Over the last semester, we’ve been working with Wayne Graham at the Swem Library and some students and staff at the Charles Center to create a digital repository of honors theses. I just received my first email notification of a submission– an honors thesis by Sara Thomas entitled From Shadwell to Monticello: The Material Culture of Slavery, 1760-1774. Sarah is finishing up an interdisciplinary major in “Jefferson Studies” working closely with Jim Whittenburg:
…also give thanks to James Whittenburg for agreeing to the idea of a self-designed “Jefferson Studies,” major in the first place. I thank him for his tremendous support over the past four years, for driving me around Virginia to see the sites, and for asking tough questions about Jefferson.
I spent a few minutes reading through Sara’s thesis and found it a very interesting piece of scholarship.
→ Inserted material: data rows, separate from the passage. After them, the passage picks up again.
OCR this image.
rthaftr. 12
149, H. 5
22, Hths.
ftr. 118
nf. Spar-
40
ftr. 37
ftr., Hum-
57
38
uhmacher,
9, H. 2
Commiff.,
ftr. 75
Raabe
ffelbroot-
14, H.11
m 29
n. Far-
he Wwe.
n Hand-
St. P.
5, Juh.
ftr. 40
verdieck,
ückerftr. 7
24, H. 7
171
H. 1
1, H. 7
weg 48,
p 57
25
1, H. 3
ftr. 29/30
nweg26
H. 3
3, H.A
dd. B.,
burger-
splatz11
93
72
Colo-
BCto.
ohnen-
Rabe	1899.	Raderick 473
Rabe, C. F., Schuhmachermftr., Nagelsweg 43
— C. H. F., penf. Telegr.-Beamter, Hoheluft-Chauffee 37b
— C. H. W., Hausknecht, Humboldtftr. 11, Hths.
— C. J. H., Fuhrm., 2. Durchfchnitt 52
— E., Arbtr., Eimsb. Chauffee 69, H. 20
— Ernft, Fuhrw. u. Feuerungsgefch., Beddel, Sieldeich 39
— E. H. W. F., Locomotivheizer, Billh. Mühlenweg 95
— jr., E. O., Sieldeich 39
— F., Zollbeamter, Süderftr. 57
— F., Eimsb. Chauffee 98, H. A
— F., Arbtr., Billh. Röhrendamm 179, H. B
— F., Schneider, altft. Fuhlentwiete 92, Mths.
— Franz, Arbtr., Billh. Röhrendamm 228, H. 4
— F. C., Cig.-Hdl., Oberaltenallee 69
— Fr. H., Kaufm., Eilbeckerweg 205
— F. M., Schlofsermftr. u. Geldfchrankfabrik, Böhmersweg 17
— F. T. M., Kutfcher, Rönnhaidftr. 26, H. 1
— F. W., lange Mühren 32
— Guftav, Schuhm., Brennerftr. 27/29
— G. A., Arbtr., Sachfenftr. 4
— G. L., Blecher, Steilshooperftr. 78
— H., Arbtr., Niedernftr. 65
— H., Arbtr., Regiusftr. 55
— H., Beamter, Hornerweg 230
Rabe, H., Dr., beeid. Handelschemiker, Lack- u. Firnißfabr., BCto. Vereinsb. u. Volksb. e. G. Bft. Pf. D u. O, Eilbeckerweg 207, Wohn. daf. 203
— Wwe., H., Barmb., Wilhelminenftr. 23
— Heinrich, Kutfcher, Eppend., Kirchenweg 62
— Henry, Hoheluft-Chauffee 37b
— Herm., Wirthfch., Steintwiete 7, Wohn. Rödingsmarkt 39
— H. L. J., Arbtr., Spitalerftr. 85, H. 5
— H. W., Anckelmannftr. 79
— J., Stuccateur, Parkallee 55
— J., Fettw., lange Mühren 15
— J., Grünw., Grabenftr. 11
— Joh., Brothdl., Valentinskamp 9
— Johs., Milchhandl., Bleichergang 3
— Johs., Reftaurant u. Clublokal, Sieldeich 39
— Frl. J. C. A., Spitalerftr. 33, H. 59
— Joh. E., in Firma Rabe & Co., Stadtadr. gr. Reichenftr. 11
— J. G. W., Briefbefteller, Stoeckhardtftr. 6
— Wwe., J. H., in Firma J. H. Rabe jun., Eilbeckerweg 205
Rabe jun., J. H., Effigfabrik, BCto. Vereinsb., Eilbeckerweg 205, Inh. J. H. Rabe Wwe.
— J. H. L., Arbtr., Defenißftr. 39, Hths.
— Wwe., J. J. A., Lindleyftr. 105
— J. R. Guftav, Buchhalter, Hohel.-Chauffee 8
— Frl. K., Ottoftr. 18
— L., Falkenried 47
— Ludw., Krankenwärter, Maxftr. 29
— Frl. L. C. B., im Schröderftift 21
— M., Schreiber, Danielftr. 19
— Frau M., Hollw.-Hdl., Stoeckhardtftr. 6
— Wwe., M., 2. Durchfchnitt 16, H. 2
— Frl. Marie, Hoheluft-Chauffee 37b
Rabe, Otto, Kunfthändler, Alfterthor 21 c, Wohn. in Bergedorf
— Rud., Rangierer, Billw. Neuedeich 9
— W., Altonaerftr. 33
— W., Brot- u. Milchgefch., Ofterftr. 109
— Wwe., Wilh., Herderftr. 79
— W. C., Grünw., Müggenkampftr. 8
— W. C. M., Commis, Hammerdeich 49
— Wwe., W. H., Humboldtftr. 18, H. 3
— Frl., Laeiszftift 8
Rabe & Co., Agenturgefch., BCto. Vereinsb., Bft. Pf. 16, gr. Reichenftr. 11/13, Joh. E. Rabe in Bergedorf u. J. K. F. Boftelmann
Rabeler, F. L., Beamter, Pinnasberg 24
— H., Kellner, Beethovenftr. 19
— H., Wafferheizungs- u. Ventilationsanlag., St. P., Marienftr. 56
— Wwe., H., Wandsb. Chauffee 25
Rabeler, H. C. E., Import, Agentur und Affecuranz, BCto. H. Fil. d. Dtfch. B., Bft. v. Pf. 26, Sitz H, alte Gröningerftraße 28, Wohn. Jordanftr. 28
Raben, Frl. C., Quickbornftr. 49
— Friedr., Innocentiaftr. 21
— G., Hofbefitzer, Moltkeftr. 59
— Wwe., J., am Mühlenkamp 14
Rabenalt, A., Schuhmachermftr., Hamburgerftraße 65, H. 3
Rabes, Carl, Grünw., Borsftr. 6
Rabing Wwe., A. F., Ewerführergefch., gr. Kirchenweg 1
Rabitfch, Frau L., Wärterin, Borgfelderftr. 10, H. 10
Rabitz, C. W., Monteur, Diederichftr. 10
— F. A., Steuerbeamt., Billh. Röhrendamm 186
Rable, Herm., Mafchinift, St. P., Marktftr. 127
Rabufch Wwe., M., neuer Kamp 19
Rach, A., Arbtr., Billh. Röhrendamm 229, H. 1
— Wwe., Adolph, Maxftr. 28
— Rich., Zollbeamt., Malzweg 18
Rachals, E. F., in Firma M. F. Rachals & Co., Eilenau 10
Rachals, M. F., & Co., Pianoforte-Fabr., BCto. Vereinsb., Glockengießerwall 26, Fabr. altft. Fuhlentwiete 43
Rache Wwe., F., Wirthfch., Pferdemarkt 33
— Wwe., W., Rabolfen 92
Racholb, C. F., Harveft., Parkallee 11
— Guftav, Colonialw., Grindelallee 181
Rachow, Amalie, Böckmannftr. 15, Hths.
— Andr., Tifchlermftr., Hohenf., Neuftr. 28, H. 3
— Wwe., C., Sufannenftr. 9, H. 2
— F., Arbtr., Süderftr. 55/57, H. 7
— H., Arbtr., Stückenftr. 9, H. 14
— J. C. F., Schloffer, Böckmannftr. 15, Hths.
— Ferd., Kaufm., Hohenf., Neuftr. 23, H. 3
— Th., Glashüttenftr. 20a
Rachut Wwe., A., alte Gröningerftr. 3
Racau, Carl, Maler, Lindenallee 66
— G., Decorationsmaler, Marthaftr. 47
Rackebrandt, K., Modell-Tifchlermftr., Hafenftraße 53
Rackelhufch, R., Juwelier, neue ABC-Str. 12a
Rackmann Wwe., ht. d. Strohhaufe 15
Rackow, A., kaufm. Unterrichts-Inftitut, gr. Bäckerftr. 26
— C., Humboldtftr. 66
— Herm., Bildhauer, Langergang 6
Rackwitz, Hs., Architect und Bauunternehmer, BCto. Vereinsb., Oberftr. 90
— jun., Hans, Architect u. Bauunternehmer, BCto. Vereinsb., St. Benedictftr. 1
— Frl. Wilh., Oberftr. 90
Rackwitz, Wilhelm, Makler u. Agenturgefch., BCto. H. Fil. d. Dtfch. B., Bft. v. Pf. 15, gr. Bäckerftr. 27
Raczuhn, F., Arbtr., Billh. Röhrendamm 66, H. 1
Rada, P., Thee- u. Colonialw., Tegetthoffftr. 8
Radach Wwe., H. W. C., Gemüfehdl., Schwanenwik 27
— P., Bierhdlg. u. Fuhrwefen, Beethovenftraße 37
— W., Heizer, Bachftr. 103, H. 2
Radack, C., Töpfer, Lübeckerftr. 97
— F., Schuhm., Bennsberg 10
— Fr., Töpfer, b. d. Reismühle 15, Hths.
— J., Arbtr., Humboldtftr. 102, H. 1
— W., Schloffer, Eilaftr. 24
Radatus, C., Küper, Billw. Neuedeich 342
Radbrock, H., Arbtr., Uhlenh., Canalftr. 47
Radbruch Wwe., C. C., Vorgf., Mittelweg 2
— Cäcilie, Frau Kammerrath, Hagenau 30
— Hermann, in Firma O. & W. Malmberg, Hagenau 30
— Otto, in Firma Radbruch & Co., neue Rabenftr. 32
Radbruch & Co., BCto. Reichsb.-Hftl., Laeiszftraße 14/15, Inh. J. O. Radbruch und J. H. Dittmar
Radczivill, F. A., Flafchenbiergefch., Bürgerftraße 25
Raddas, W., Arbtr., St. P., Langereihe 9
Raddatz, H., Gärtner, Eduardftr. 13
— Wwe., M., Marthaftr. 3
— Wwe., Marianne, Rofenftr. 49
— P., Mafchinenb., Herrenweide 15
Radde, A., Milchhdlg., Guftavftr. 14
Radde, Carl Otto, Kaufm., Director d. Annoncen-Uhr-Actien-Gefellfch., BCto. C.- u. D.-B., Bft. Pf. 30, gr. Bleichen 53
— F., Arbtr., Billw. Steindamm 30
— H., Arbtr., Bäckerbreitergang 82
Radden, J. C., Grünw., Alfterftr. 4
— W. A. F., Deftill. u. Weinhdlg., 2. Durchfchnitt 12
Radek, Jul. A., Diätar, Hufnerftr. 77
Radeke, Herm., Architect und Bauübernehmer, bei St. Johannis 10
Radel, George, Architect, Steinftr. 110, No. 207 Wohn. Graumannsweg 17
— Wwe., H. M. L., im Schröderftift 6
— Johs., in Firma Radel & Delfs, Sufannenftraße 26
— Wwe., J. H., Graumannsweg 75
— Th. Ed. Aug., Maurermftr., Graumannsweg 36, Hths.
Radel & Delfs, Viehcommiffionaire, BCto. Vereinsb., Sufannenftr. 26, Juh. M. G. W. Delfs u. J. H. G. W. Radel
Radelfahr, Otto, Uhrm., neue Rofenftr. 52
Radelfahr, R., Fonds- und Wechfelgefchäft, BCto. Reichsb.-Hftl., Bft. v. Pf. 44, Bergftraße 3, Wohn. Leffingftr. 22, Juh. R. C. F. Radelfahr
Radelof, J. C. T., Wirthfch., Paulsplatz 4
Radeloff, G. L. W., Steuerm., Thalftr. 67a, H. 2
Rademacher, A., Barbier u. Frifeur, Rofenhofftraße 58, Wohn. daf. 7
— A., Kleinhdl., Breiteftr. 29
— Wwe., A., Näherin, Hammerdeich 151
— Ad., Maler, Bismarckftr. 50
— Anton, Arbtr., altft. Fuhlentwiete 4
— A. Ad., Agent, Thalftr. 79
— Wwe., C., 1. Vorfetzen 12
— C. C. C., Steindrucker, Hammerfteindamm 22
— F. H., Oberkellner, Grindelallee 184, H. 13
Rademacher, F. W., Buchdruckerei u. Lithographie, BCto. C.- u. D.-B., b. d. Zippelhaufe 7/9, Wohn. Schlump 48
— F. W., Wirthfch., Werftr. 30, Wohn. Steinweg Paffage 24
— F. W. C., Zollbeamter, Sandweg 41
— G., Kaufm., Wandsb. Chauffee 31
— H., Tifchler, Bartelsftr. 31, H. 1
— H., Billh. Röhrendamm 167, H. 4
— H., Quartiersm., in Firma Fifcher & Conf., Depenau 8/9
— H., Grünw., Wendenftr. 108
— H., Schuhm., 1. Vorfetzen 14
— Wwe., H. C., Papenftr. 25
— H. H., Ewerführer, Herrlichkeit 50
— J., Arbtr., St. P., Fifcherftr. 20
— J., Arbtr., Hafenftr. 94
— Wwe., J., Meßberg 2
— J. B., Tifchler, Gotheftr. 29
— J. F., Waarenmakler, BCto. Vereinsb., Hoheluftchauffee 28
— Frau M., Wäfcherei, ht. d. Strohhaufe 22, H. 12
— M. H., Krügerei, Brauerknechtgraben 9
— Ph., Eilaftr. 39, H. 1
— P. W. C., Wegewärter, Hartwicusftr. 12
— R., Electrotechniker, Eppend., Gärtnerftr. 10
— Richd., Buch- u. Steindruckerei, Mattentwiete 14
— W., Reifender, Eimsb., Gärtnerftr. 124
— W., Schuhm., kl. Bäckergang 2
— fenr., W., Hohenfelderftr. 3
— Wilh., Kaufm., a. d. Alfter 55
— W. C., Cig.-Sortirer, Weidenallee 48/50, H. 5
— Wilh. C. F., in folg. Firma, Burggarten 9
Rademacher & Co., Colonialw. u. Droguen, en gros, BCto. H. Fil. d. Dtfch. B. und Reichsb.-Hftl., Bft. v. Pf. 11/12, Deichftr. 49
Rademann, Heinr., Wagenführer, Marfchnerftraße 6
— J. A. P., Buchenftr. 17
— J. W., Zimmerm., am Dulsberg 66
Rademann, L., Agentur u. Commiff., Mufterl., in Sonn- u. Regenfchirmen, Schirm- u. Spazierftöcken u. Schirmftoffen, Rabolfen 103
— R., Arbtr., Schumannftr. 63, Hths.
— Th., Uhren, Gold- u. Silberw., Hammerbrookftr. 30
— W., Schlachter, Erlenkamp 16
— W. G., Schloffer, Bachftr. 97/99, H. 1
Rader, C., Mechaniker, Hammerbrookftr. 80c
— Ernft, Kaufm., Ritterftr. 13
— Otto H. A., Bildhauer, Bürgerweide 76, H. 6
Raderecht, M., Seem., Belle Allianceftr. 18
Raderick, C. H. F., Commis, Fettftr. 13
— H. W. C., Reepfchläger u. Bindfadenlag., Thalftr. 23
Without the electronic repository and email notification, I never would have been aware of this work or the fascinating major Sara had designed. I’m looking forward to seeing what other interesting things find their way to my inbox as we continue with this project. (I also think it’s a tribute to Jim’s commitment to his students that he receives thanks not only for his intellectual acumen but also for his chauffeuring skills!)
Harvard is following William and Mary’s lead in creating a central repository of senior theses. The “Free Thesis Project” is a student initiative of the Harvard Free College Culture group and is seen as a student-led extension of the open access motion recently enacted by the Faculty of Arts and Sciences. The faculty project is being coordinated by Harvard University Library’s Office of Scholarly Communication. Typically Harvard has only retained hard copies of theses that receive honors or above.